Some subscribers to Phys-L might be interested in a discussion-list
post "Re: controlled experiments" [Hake (2011)].
The abstract reads:
*********************************************
ABSTRACT: PhysLnrR's Brian Foley wrote (paraphrasing):
"I would love to be doing controlled experiments much of the time -
but they are darn near impossible to pull off. . . . . . Once you
have your 40 approved classrooms, you RANDOMLY SELECT 20 TEACHERS and
train them on your innovation. . . . . Also your 20 control teachers
need to be using their 'traditional' teaching (and specifically teach
like they have never heard of your innovation.. . . . and if you have
designed some good assessments of learning, then you will finally
have your result. . . . . .and if your innovation makes a difference
YOU JUST MIGHT GET THE MAGICAL p < 0.05 RESULT."

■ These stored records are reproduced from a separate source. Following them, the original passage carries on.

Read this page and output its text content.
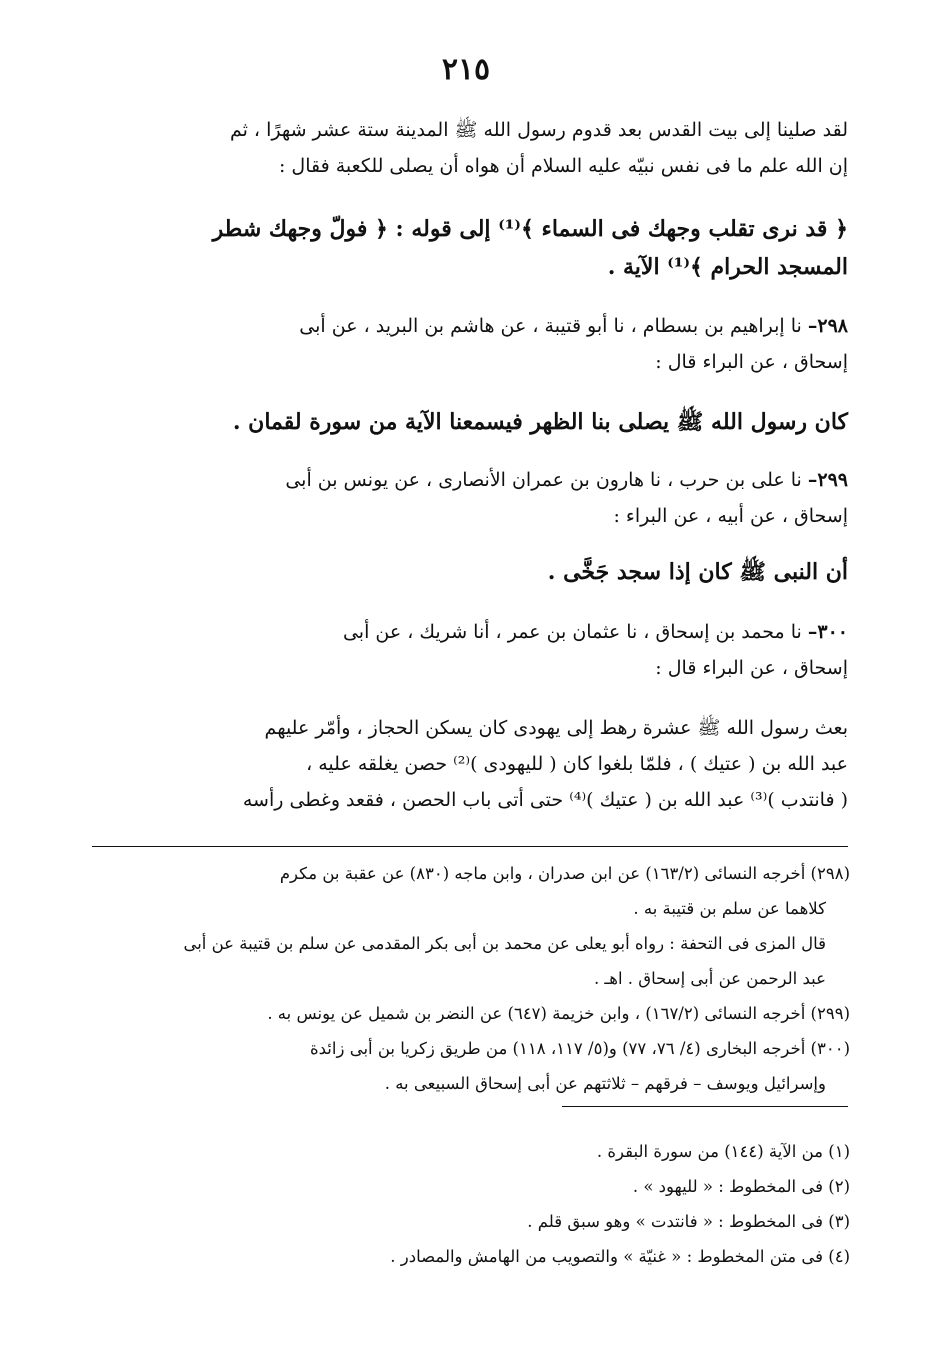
٢١٥
لقد صلينا إلى بيت القدس بعد قدوم رسول الله ﷺ المدينة ستة عشر شهرًا ، ثم
إن الله علم ما فى نفس نبيّه عليه السلام أن هواه أن يصلى للكعبة فقال :
﴿ قد نرى تقلب وجهك فى السماء ﴾⁽¹⁾ إلى قوله : ﴿ فولّ وجهك شطر
المسجد الحرام ﴾⁽¹⁾ الآية .
٢٩٨– نا إبراهيم بن بسطام ، نا أبو قتيبة ، عن هاشم بن البريد ، عن أبى
إسحاق ، عن البراء قال :
كان رسول الله ﷺ يصلى بنا الظهر فيسمعنا الآية من سورة لقمان .
٢٩٩– نا على بن حرب ، نا هارون بن عمران الأنصارى ، عن يونس بن أبى
إسحاق ، عن أبيه ، عن البراء :
أن النبى ﷺ كان إذا سجد جَخَّى .
٣٠٠– نا محمد بن إسحاق ، نا عثمان بن عمر ، أنا شريك ، عن أبى
إسحاق ، عن البراء قال :
بعث رسول الله ﷺ عشرة رهط إلى يهودى كان يسكن الحجاز ، وأمّر عليهم
عبد الله بن ( عتيك ) ، فلمّا بلغوا كان ( لليهودى )⁽²⁾ حصن يغلقه عليه ،
( فانتدب )⁽³⁾ عبد الله بن ( عتيك )⁽⁴⁾ حتى أتى باب الحصن ، فقعد وغطى رأسه
(٢٩٨) أخرجه النسائى (١٦٣/٢) عن ابن صدران ، وابن ماجه (٨٣٠) عن عقبة بن مكرم
كلاهما عن سلم بن قتيبة به .
قال المزى فى التحفة : رواه أبو يعلى عن محمد بن أبى بكر المقدمى عن سلم بن قتيبة عن أبى
عبد الرحمن عن أبى إسحاق . اهـ .
(٢٩٩) أخرجه النسائى (١٦٧/٢) ، وابن خزيمة (٦٤٧) عن النضر بن شميل عن يونس به .
(٣٠٠) أخرجه البخارى (٤/ ٧٦، ٧٧) و(٥/ ١١٧، ١١٨) من طريق زكريا بن أبى زائدة
وإسرائيل ويوسف – فرقهم – ثلاثتهم عن أبى إسحاق السبيعى به .
(١) من الآية (١٤٤) من سورة البقرة .
(٢) فى المخطوط : « لليهود » .
(٣) فى المخطوط : « فانتدت » وهو سبق قلم .
(٤) فى متن المخطوط : « غنيّة » والتصويب من الهامش والمصادر .
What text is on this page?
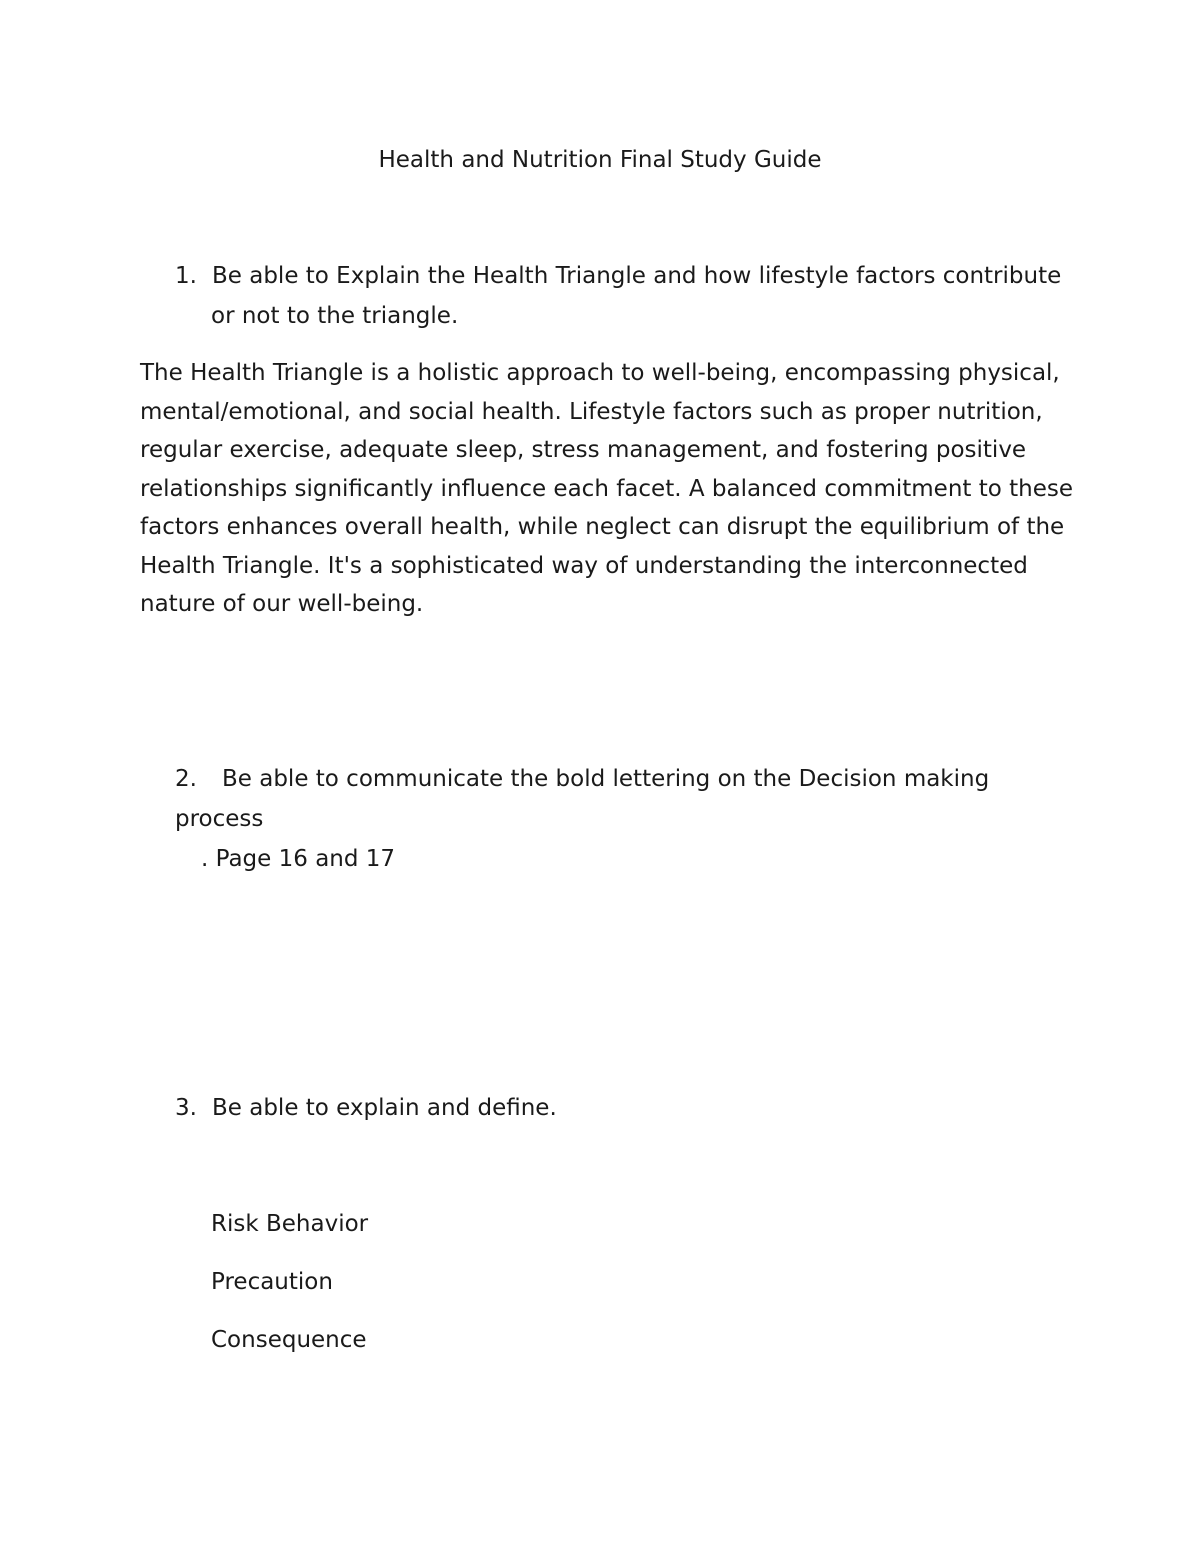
Health and Nutrition Final Study Guide
1. Be able to Explain the Health Triangle and how lifestyle factors contribute
or not to the triangle.
The Health Triangle is a holistic approach to well-being, encompassing physical,
mental/emotional, and social health. Lifestyle factors such as proper nutrition,
regular exercise, adequate sleep, stress management, and fostering positive
relationships significantly influence each facet. A balanced commitment to these
factors enhances overall health, while neglect can disrupt the equilibrium of the
Health Triangle. It's a sophisticated way of understanding the interconnected
nature of our well-being.
2. Be able to communicate the bold lettering on the Decision making process
. Page 16 and 17
3. Be able to explain and define.
Risk Behavior
Precaution
Consequence
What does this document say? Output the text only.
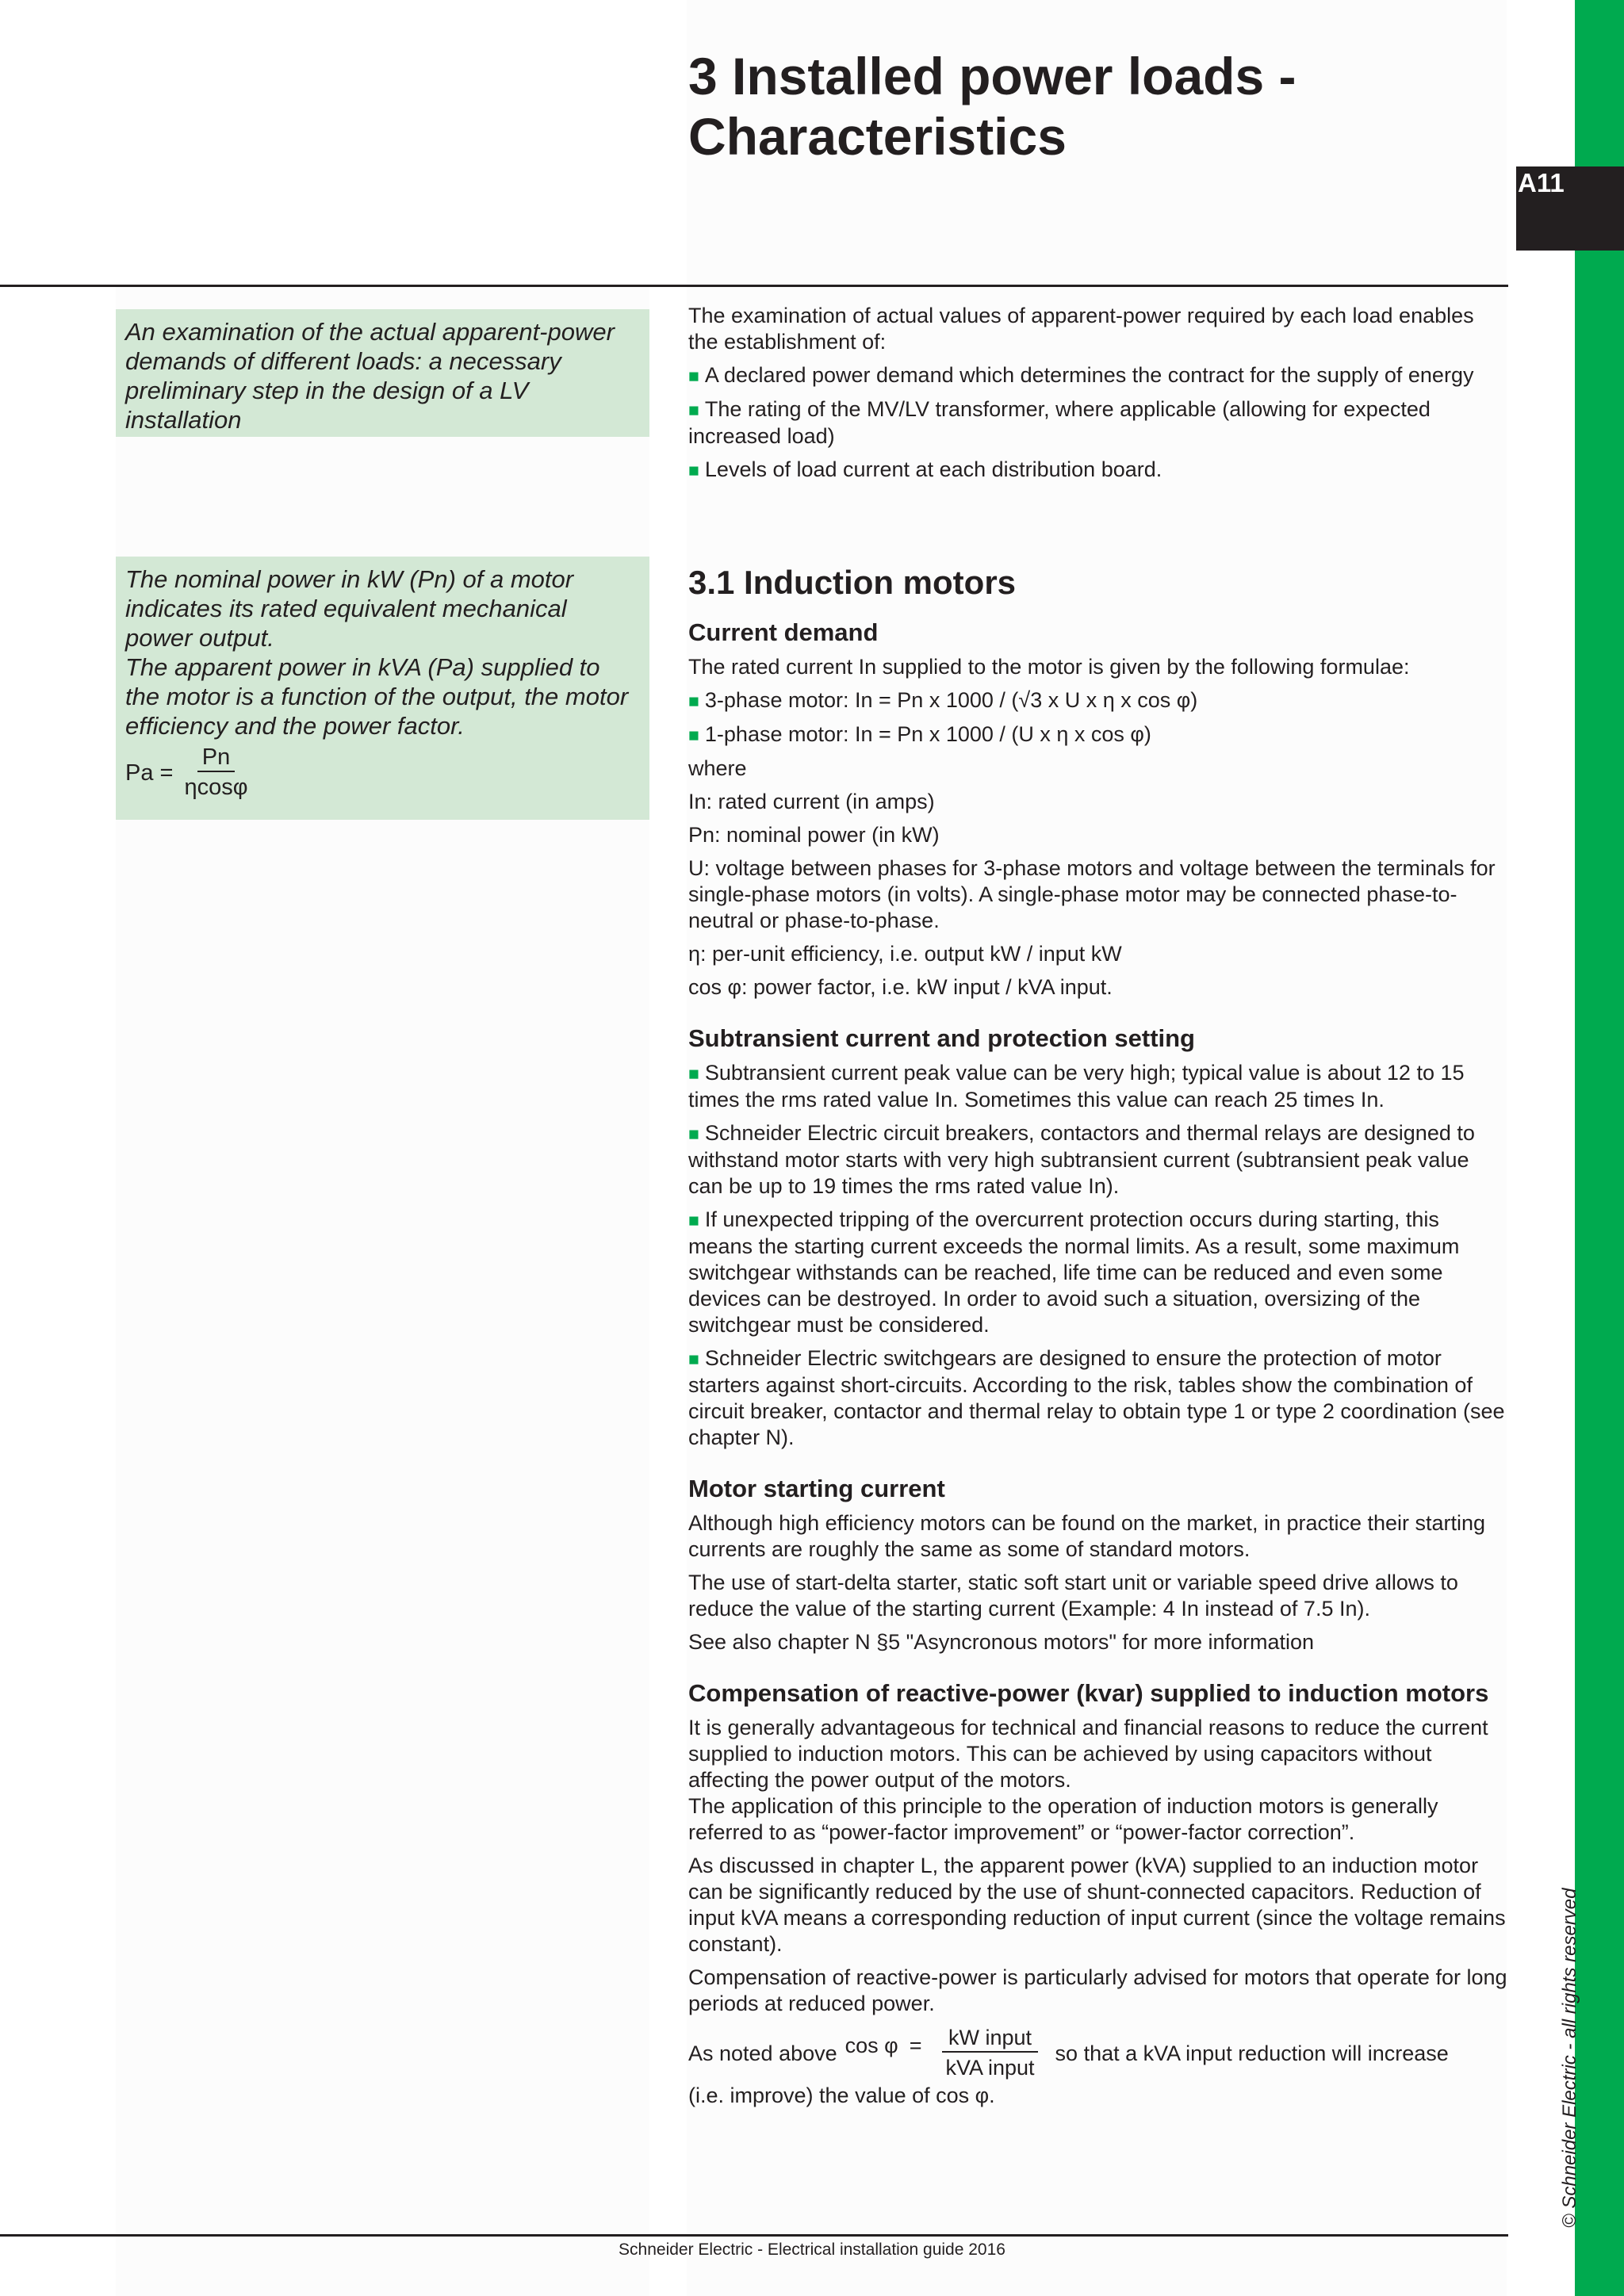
A11
3 Installed power loads -
Characteristics

An examination of the actual apparent-power demands of different loads: a necessary preliminary step in the design of a LV installation

The nominal power in kW (Pn) of a motor indicates its rated equivalent mechanical power output.

The apparent power in kVA (Pa) supplied to the motor is a function of the output, the motor efficiency and the power factor.

$Pa = \frac{Pn}{\eta\cos\varphi}$

The examination of actual values of apparent-power required by each load enables the establishment of:

■ A declared power demand which determines the contract for the supply of energy

■ The rating of the MV/LV transformer, where applicable (allowing for expected increased load)

■ Levels of load current at each distribution board.

3.1 Induction motors
Current demand

The rated current In supplied to the motor is given by the following formulae:

■ 3-phase motor: In = Pn x 1000 / (√3 x U x η x cos φ)

■ 1-phase motor: In = Pn x 1000 / (U x η x cos φ)

where

In: rated current (in amps)

Pn: nominal power (in kW)

U: voltage between phases for 3-phase motors and voltage between the terminals for single-phase motors (in volts). A single-phase motor may be connected phase-to-neutral or phase-to-phase.

η: per-unit efficiency, i.e. output kW / input kW

cos φ: power factor, i.e. kW input / kVA input.

Subtransient current and protection setting

■ Subtransient current peak value can be very high; typical value is about 12 to 15 times the rms rated value In. Sometimes this value can reach 25 times In.

■ Schneider Electric circuit breakers, contactors and thermal relays are designed to withstand motor starts with very high subtransient current (subtransient peak value can be up to 19 times the rms rated value In).

■ If unexpected tripping of the overcurrent protection occurs during starting, this means the starting current exceeds the normal limits. As a result, some maximum switchgear withstands can be reached, life time can be reduced and even some devices can be destroyed. In order to avoid such a situation, oversizing of the switchgear must be considered.

■ Schneider Electric switchgears are designed to ensure the protection of motor starters against short-circuits. According to the risk, tables show the combination of circuit breaker, contactor and thermal relay to obtain type 1 or type 2 coordination (see chapter N).

Motor starting current

Although high efficiency motors can be found on the market, in practice their starting currents are roughly the same as some of standard motors.

The use of start-delta starter, static soft start unit or variable speed drive allows to reduce the value of the starting current (Example: 4 In instead of 7.5 In).

See also chapter N §5 "Asyncronous motors" for more information

Compensation of reactive-power (kvar) supplied to induction motors

It is generally advantageous for technical and financial reasons to reduce the current supplied to induction motors. This can be achieved by using capacitors without affecting the power output of the motors.

The application of this principle to the operation of induction motors is generally referred to as “power-factor improvement” or “power-factor correction”.

As discussed in chapter L, the apparent power (kVA) supplied to an induction motor can be significantly reduced by the use of shunt-connected capacitors. Reduction of input kVA means a corresponding reduction of input current (since the voltage remains constant).

Compensation of reactive-power is particularly advised for motors that operate for long periods at reduced power.

As noted above $\cos \varphi = \frac{\text{kW input}}{\text{kVA input}}$ so that a kVA input reduction will increase

(i.e. improve) the value of cos φ.

Schneider Electric - Electrical installation guide 2016
© Schneider Electric - all rights reserved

Brian seems to have succumbed to the siren calls of the Gold
Standardistas and the Statistical Significance Cultists. Modesty
forbids mention of these possible antidotes:
a. "Should Randomized Control Trials Be the Gold Standard of
Educational Research?" at <http://bit.ly/qrUfFz>,
b. "Seventeen Statements by Gold-Standard Skeptics #2" at
<http://bit.ly/oRGnBp>,
c. "The Cult of Statistical Significance" at <http://bit.ly/dkTyXP>.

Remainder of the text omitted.